The kid-friendly McDonald’s character made another appearance at the ballpark Monday, when the New York Mets unveiled a commemorative purple seat in section 302 to honor “his special connection to Mets fans.”

Wearing his pear-shaped purple costume and a baseball glove on backwards, Grimace threw out a funny-looking first pitch — as best he could with those furry fingers and short arms — before New York beat the Miami Marlins at Citi Field on June 12.

That victory began a seven-game winning streak, and Grimace the Mets’ good-luck charm soon went viral, taking on a life of its own online.

New York is 53-31 since June 12, the best record in the majors during that span. The Mets were tied with rival Atlanta for the last National League playoff spot as they opened their final homestand of the season Monday night against Washington.

The new Grimace seat in the second deck in right field — located in row 6, seat 12 to signify 6/12 on the calendar — was brought into the Shannon Forde press conference room Monday afternoon.
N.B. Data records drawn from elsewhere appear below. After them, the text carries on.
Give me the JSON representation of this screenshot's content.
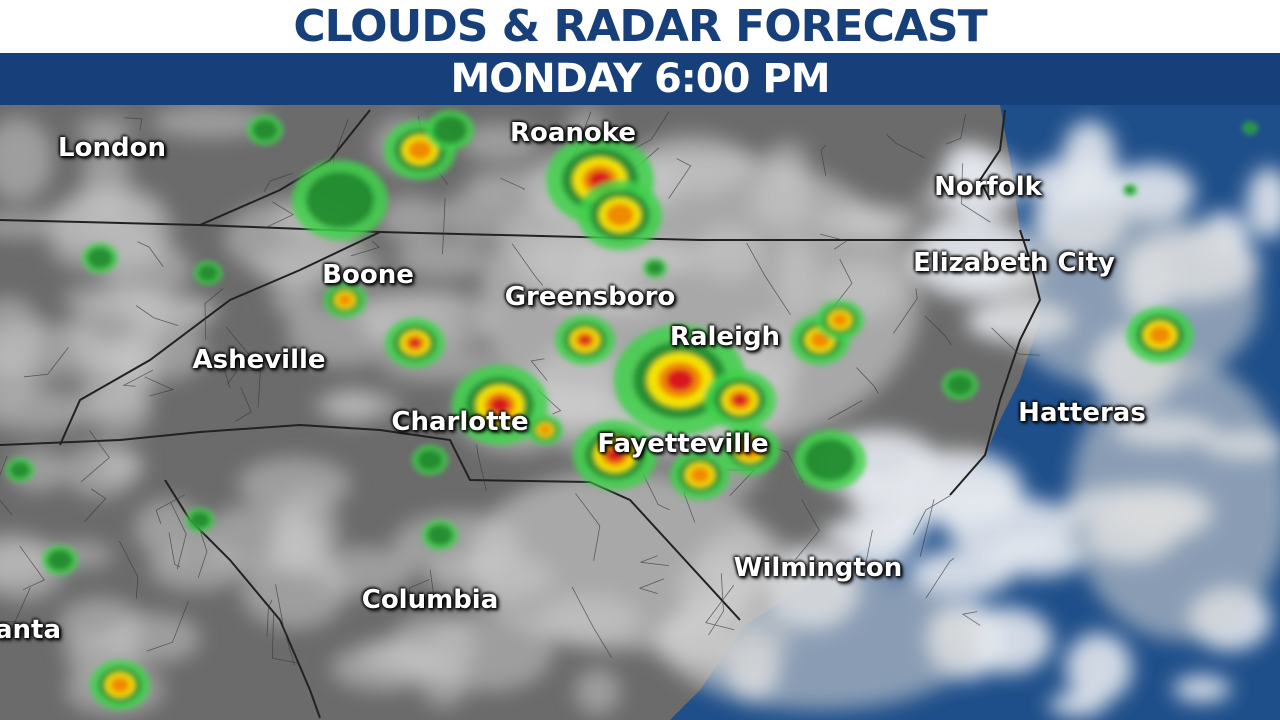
{
  "header": {
    "title": "CLOUDS & RADAR FORECAST",
    "subtitle": "MONDAY 6:00 PM"
  },
  "colors": {
    "brand_blue": "#173f7a",
    "land": "#6b6b6b",
    "ocean": "#1f4f8a",
    "cloud": "#d8d8d8",
    "radar_light": "#3fd14a",
    "radar_dark": "#1e7f2a",
    "radar_yellow": "#f5e400",
    "radar_orange": "#f08a00",
    "radar_red": "#d8141c"
  },
  "cities": [
    {
      "name": "London"
    },
    {
      "name": "Roanoke"
    },
    {
      "name": "Norfolk"
    },
    {
      "name": "Boone"
    },
    {
      "name": "Greensboro"
    },
    {
      "name": "Elizabeth City"
    },
    {
      "name": "Raleigh"
    },
    {
      "name": "Asheville"
    },
    {
      "name": "Charlotte"
    },
    {
      "name": "Hatteras"
    },
    {
      "name": "Fayetteville"
    },
    {
      "name": "Wilmington"
    },
    {
      "name": "Columbia"
    },
    {
      "name": "anta"
    }
  ]
}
The character posed next to the chair and with fans who strolled into the room.

The seat is available for purchase for each of the Mets’ remaining home games.

“It’s been great to see how our fanbase created the Grimace phenomenon following his first pitch in June and in the months since,” Mets senior vice president of partnerships Brenden Mallette said in a news release. “As we explored how to further capture the magic of this moment and celebrate our new celebrity fan, installing a commemorative seat ahead of fan appreciation weekend felt like the perfect way to give something back to the fans in a fun and unique way.”

Up in Boston, the famous Ted Williams seat is painted bright red among rows of green chairs deep in the right-field stands at Fenway Park to mark where a reported 502-foot homer hit by the Hall of Fame slugger landed in June 1946.

So, does this catapult Grimace into Splendid Splinter territory?

“I don’t know if we put him on the same level,” Mets executive vice president and chief marketing officer Andy Goldberg said with a grin.

“It’s just been a fun year, and at the same time, we’ve been playing great ball. Ever since the end of May, we have been crushing it,” he explained. “So I think that added to the mystique.”